Congress is considering a bill that would abandon the FDA closed regulatory system. They could allow medicines to flow into this country from all parts of the world, outside the custody and control of our companies. Not only would this “importation” legislation fail to even require the registration of a shipper to a U.S. wholesaler or pharmacy, this bill would open the closed regulatory system that today protects America patients from the epidemic of fake, counterfeit and killing drugs coming from increasingly skillful and unscrupulous criminals.

Finally, patients need and deserve better than a drug discovery and clinical trial testing model that costs nearly $1 billion to develop a new medicine and that reduces an innovative medicine’s time on the market under patent protection to 11 to 12 years on average.

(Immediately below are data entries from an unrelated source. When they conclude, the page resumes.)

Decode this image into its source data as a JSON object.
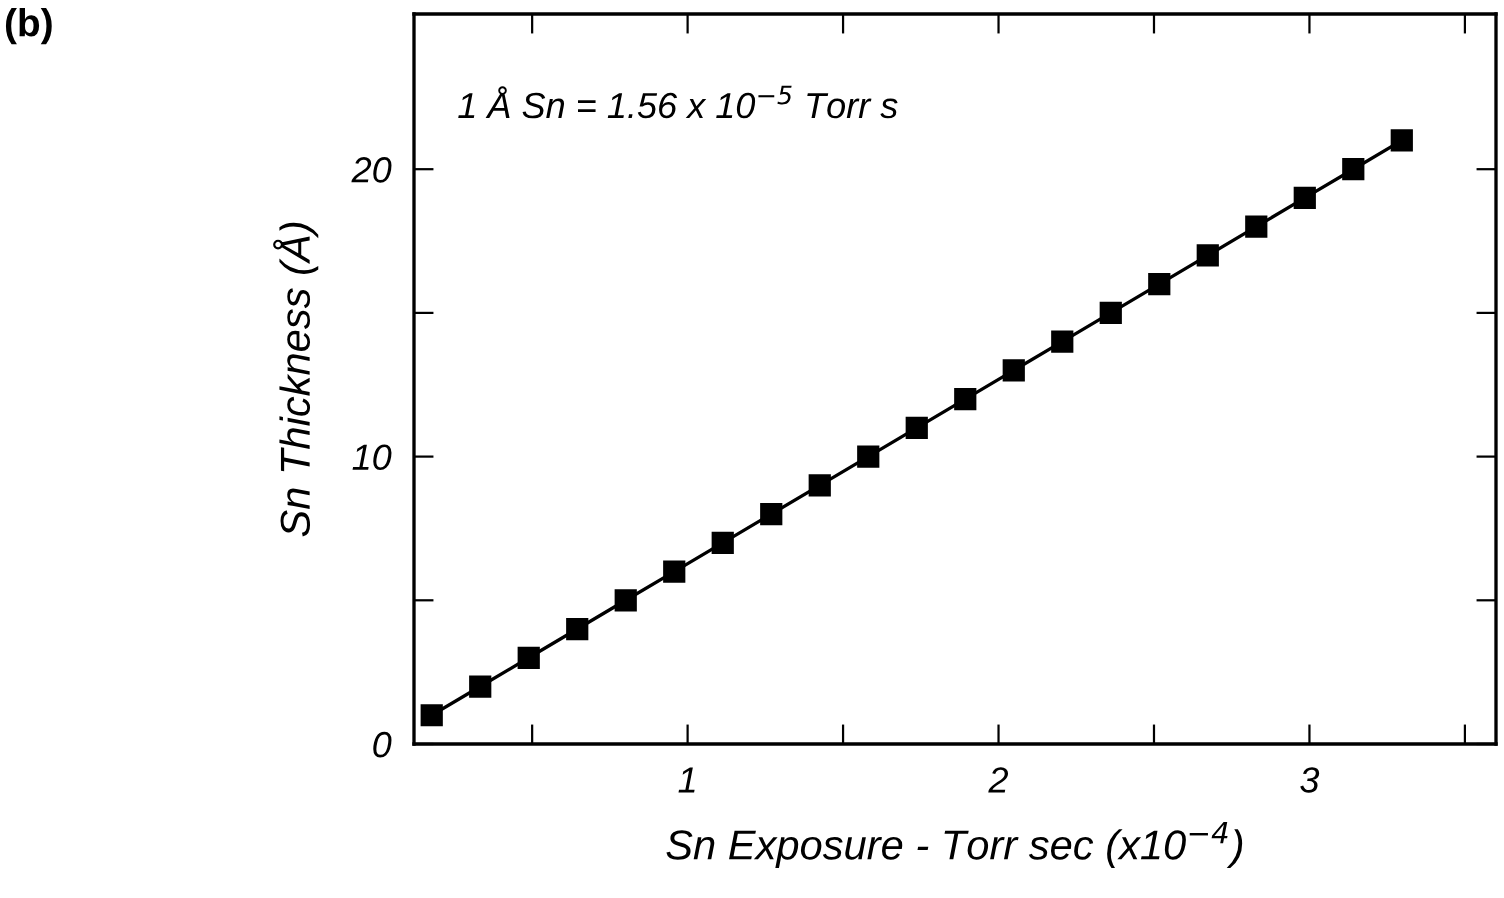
{
  "chart_data": {
    "type": "line",
    "title": "(b)",
    "xlabel": "Sn Exposure - Torr sec (x10$^{−4}$)",
    "ylabel": "Sn Thickness (Å)",
    "annotations": [
      "1 Å Sn = 1.56 x 10$^{−5}$ Torr s"
    ],
    "x": [
      0.177,
      0.333,
      0.489,
      0.645,
      0.801,
      0.957,
      1.113,
      1.269,
      1.425,
      1.581,
      1.737,
      1.893,
      2.049,
      2.205,
      2.361,
      2.517,
      2.673,
      2.829,
      2.985,
      3.141,
      3.297
    ],
    "series": [
      {
        "color": "#000000",
        "values": [
          1,
          2,
          3,
          4,
          5,
          6,
          7,
          8,
          9,
          10,
          11,
          12,
          13,
          14,
          15,
          16,
          17,
          18,
          19,
          20,
          21
        ]
      }
    ],
    "marker": "square",
    "line_style": "solid",
    "grid": false,
    "legend": false,
    "xlim": [
      0.12,
      3.6
    ],
    "xticks": [
      {
        "value": 0.5,
        "label": null
      },
      1,
      {
        "value": 1.5,
        "label": null
      },
      2,
      {
        "value": 2.5,
        "label": null
      },
      3,
      {
        "value": 3.5,
        "label": null
      }
    ],
    "ylim": [
      0,
      25.4
    ],
    "yticks": [
      0,
      {
        "value": 5,
        "label": null
      },
      10,
      {
        "value": 15,
        "label": null
      },
      20
    ]
  }
}
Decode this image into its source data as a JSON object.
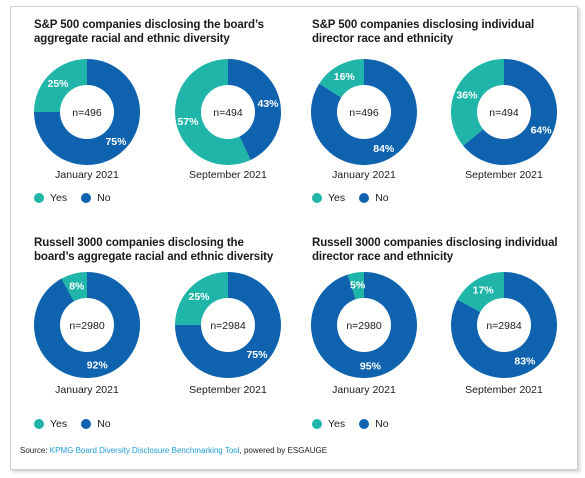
{
  "colors": {
    "yes": "#1fb5a8",
    "no": "#0e62ae",
    "hole": "#ffffff",
    "link": "#1e9dd8"
  },
  "legend": {
    "yes": "Yes",
    "no": "No"
  },
  "source": {
    "prefix": "Source: ",
    "link": "KPMG Board Diversity Disclosure Benchmarking Tool",
    "suffix": ", powered by ESGAUGE"
  },
  "panels": [
    {
      "title": "S&P 500 companies disclosing the board’s aggregate racial and ethnic diversity"
    },
    {
      "title": "S&P 500 companies disclosing individual director race and ethnicity"
    },
    {
      "title": "Russell 3000 companies disclosing the board’s aggregate racial and ethnic diversity"
    },
    {
      "title": "Russell 3000 companies disclosing individual director race and ethnicity"
    }
  ],
  "chart_data": [
    {
      "type": "pie",
      "caption": "January 2021",
      "center_label": "n=496",
      "series": [
        {
          "name": "Yes",
          "value": 25,
          "label": "25%"
        },
        {
          "name": "No",
          "value": 75,
          "label": "75%"
        }
      ]
    },
    {
      "type": "pie",
      "caption": "September 2021",
      "center_label": "n=494",
      "series": [
        {
          "name": "Yes",
          "value": 57,
          "label": "57%"
        },
        {
          "name": "No",
          "value": 43,
          "label": "43%"
        }
      ]
    },
    {
      "type": "pie",
      "caption": "January 2021",
      "center_label": "n=496",
      "series": [
        {
          "name": "Yes",
          "value": 16,
          "label": "16%"
        },
        {
          "name": "No",
          "value": 84,
          "label": "84%"
        }
      ]
    },
    {
      "type": "pie",
      "caption": "September 2021",
      "center_label": "n=494",
      "series": [
        {
          "name": "Yes",
          "value": 36,
          "label": "36%"
        },
        {
          "name": "No",
          "value": 64,
          "label": "64%"
        }
      ]
    },
    {
      "type": "pie",
      "caption": "January 2021",
      "center_label": "n=2980",
      "series": [
        {
          "name": "Yes",
          "value": 8,
          "label": "8%"
        },
        {
          "name": "No",
          "value": 92,
          "label": "92%"
        }
      ]
    },
    {
      "type": "pie",
      "caption": "September 2021",
      "center_label": "n=2984",
      "series": [
        {
          "name": "Yes",
          "value": 25,
          "label": "25%"
        },
        {
          "name": "No",
          "value": 75,
          "label": "75%"
        }
      ]
    },
    {
      "type": "pie",
      "caption": "January 2021",
      "center_label": "n=2980",
      "series": [
        {
          "name": "Yes",
          "value": 5,
          "label": "5%"
        },
        {
          "name": "No",
          "value": 95,
          "label": "95%"
        }
      ]
    },
    {
      "type": "pie",
      "caption": "September 2021",
      "center_label": "n=2984",
      "series": [
        {
          "name": "Yes",
          "value": 17,
          "label": "17%"
        },
        {
          "name": "No",
          "value": 83,
          "label": "83%"
        }
      ]
    }
  ]
}
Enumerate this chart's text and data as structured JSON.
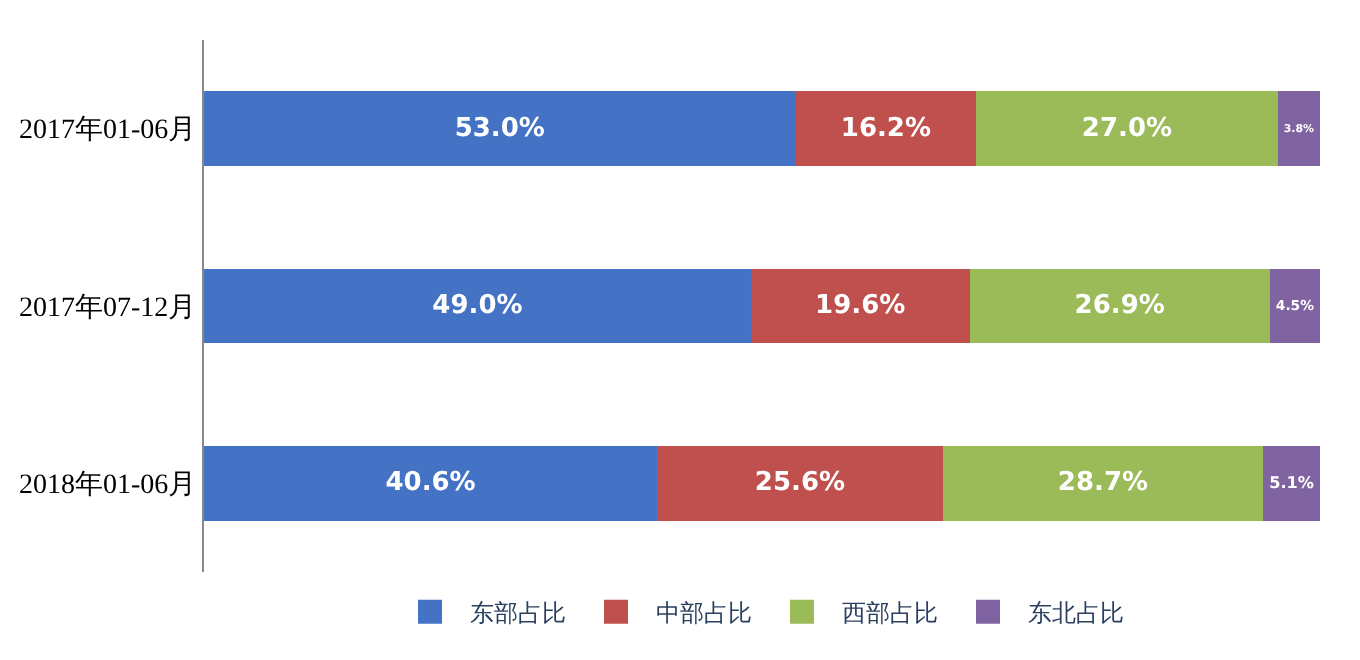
{
  "chart_data": {
    "type": "bar",
    "orientation": "horizontal",
    "stacked": true,
    "categories": [
      "2017年01-06月",
      "2017年07-12月",
      "2018年01-06月"
    ],
    "series": [
      {
        "name": "东部占比",
        "color": "#4472c4",
        "values": [
          53.0,
          49.0,
          40.6
        ],
        "value_labels": [
          "53.0%",
          "49.0%",
          "40.6%"
        ]
      },
      {
        "name": "中部占比",
        "color": "#c0504d",
        "values": [
          16.2,
          19.6,
          25.6
        ],
        "value_labels": [
          "16.2%",
          "19.6%",
          "25.6%"
        ]
      },
      {
        "name": "西部占比",
        "color": "#9bbb59",
        "values": [
          27.0,
          26.9,
          28.7
        ],
        "value_labels": [
          "27.0%",
          "26.9%",
          "28.7%"
        ]
      },
      {
        "name": "东北占比",
        "color": "#8064a2",
        "values": [
          3.8,
          4.5,
          5.1
        ],
        "value_labels": [
          "3.8%",
          "4.5%",
          "5.1%"
        ]
      }
    ],
    "xlim": [
      0,
      100
    ],
    "tick_labels": "y",
    "legend": "bottom"
  }
}
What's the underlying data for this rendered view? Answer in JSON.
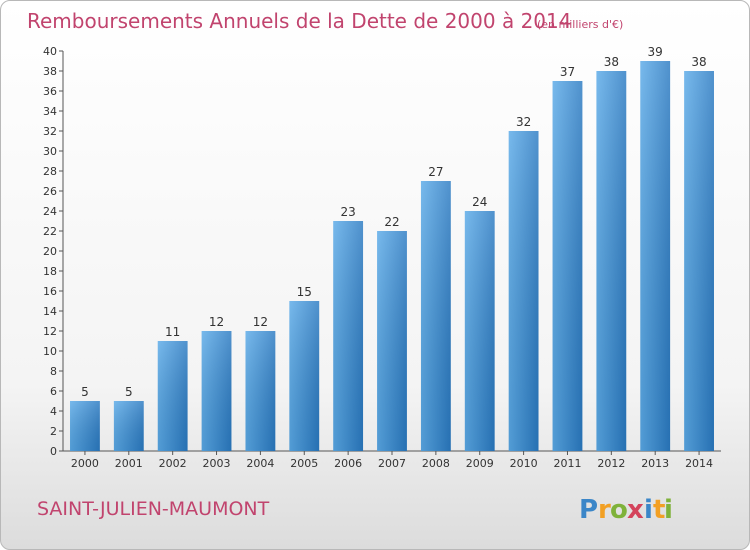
{
  "chart_data": {
    "type": "bar",
    "title": "Remboursements Annuels de la Dette de 2000 à 2014",
    "subtitle": "(en milliers d'€)",
    "xlabel": "",
    "ylabel": "",
    "categories": [
      "2000",
      "2001",
      "2002",
      "2003",
      "2004",
      "2005",
      "2006",
      "2007",
      "2008",
      "2009",
      "2010",
      "2011",
      "2012",
      "2013",
      "2014"
    ],
    "values": [
      5,
      5,
      11,
      12,
      12,
      15,
      23,
      22,
      27,
      24,
      32,
      37,
      38,
      39,
      38
    ],
    "ylim": [
      0,
      40
    ],
    "ytick_step": 2,
    "grid": false,
    "bar_color": "#3d8fd3"
  },
  "footer": {
    "place": "SAINT-JULIEN-MAUMONT",
    "logo_letters": [
      {
        "ch": "P",
        "color": "#3b86c8"
      },
      {
        "ch": "r",
        "color": "#f2a024"
      },
      {
        "ch": "o",
        "color": "#7fb23a"
      },
      {
        "ch": "x",
        "color": "#d4435b"
      },
      {
        "ch": "i",
        "color": "#3b86c8"
      },
      {
        "ch": "t",
        "color": "#f2a024"
      },
      {
        "ch": "i",
        "color": "#7fb23a"
      }
    ]
  }
}
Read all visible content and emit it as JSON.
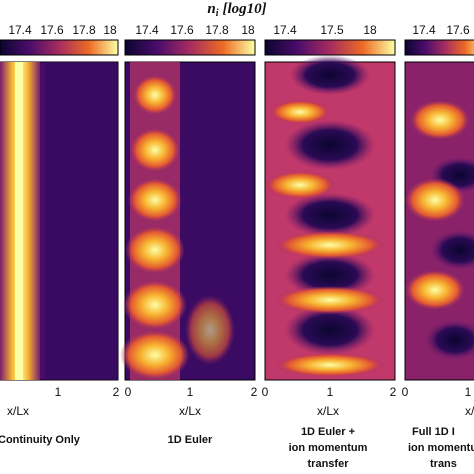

First, this time-consuming and costly process simply costs too much and takes too long for the patients who desperately wait for a remedy or cure.

Second, this costly and time-consuming process doesn’t even begin to make enough room for the research and discovery of drugs and treatments for the 6,000 rare diseases which affect over 25 million Americans.

Third, science is advancing fast. We must begin to think about – and help the FDA to plan for – new research and testing models that take full advantage of scientific breakthroughs.

Fourth, [We] and the FDA need room for a research and testing model that is both more efficient and more accurate in its determination of benefit and risk.

We need to focus with laser-like accuracy on our mission to save lives and improve the human condition.

The trust we earn will be all the more precious for the effort we expend to earn it.